Christmas is just around the corner, or so brands would have you believe. The turkey-flavoured crisps and snowflake-shaped chocolates seem to creep onto supermarket shelves earlier every year.
I love Christmas as much as the next person. I’ll go all out for Christmas markets, decorating the tree, ice skating and secret Santa. I’ll buy the Baileys and make mince pies and won’t settle for anything less than all the trimmings on Christmas Day. I love that everything smells of cinnamon and fir pines and am partial to a glass of mulled wine. I cannot, however, stand the obsession with giving every food a “festive twist”.
This Christmas-ification of anything the marketers can get their hands on has sadly already begun. Greggs will be offering their “festive bake” again this year with a new vegan option; puff pastry filled with “Quorn mycoprotein pieces, sage and onion stuffing, a vegan bacon crumb and sage & cranberry sauce”.

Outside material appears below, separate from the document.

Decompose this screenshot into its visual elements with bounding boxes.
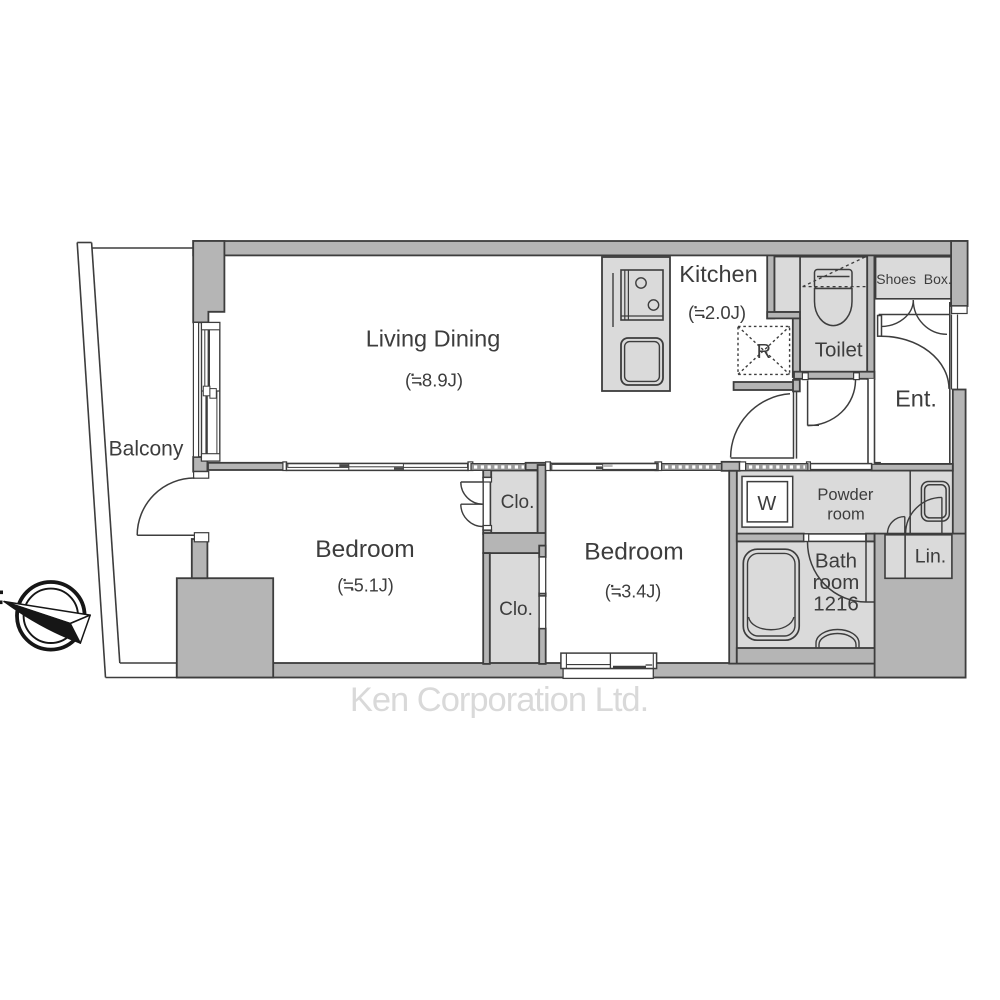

Even the East Asian-inspired fast-food chain Itsu will be selling a festive variation of their best-selling frozen gyozas. The Japanese dumplings will be stuffed with bacon, turkey, cranberry and sage. Sacrilege to both British and Japanese cuisines.
Never one to miss a marketing opportunity, Dominos is rolling out a festive pizza this year too. You can try “the festive one” for just £19.99 with toppings of turkey breast marinated in sage and onion, traditional Cumberland sausage and bacon. If you’re still hungry, the new after-eight fondant centre cookies are Dominos’ answer to Christmas pudding.
For many people, the annual John Lewis advert is more of a seasonal event than carolling, so I’m under no illusion that Christmas crossed the line from religious to commercial a long time ago. But not everything we consume in the month of December needs to be festive-themed. Even M&S’ Colin the Caterpillar hasn’t escaped it, becoming “Elf Colin The Caterpillar” with an elf’s hat, some peppermint sticks and edible presents stuck on his back. Poor thing.
Unless you pulled a Carrie Johnson and had secret guests over in 2020, there are two Christmases in one to celebrate this year, so I understand the pressure is on. But we are at risk of too much of a good thing; a YouGov poll last year revealed that only half of the population eats turkey on Christmas Day, and yet, on the high street, every sandwich and soup is turkey flavoured the minute the weather turns cold. After months of turkey and stuffing bites and pigs in blanket flavoured crisps, is there anything left to enjoy on the big day?
According to American Express, the average cost of Christmas was £645 last year, with £100 going to food on Christmas Day alone. Save yourself some pennies and resist the festive marketing spiel, if you want a mince pie, have a mince pie but don’t reach for the mince pie flavoured tea. At the risk of sounding Grinchy, something in the shape of a “reindeer”, “snowflake” or “Santa hat”, won’t taste any better and definitely isn’t worth the inflated price. Give into the Christmas spirit but resist the Christmas-themed spirits (gingerbread flavoured gin is never a good idea).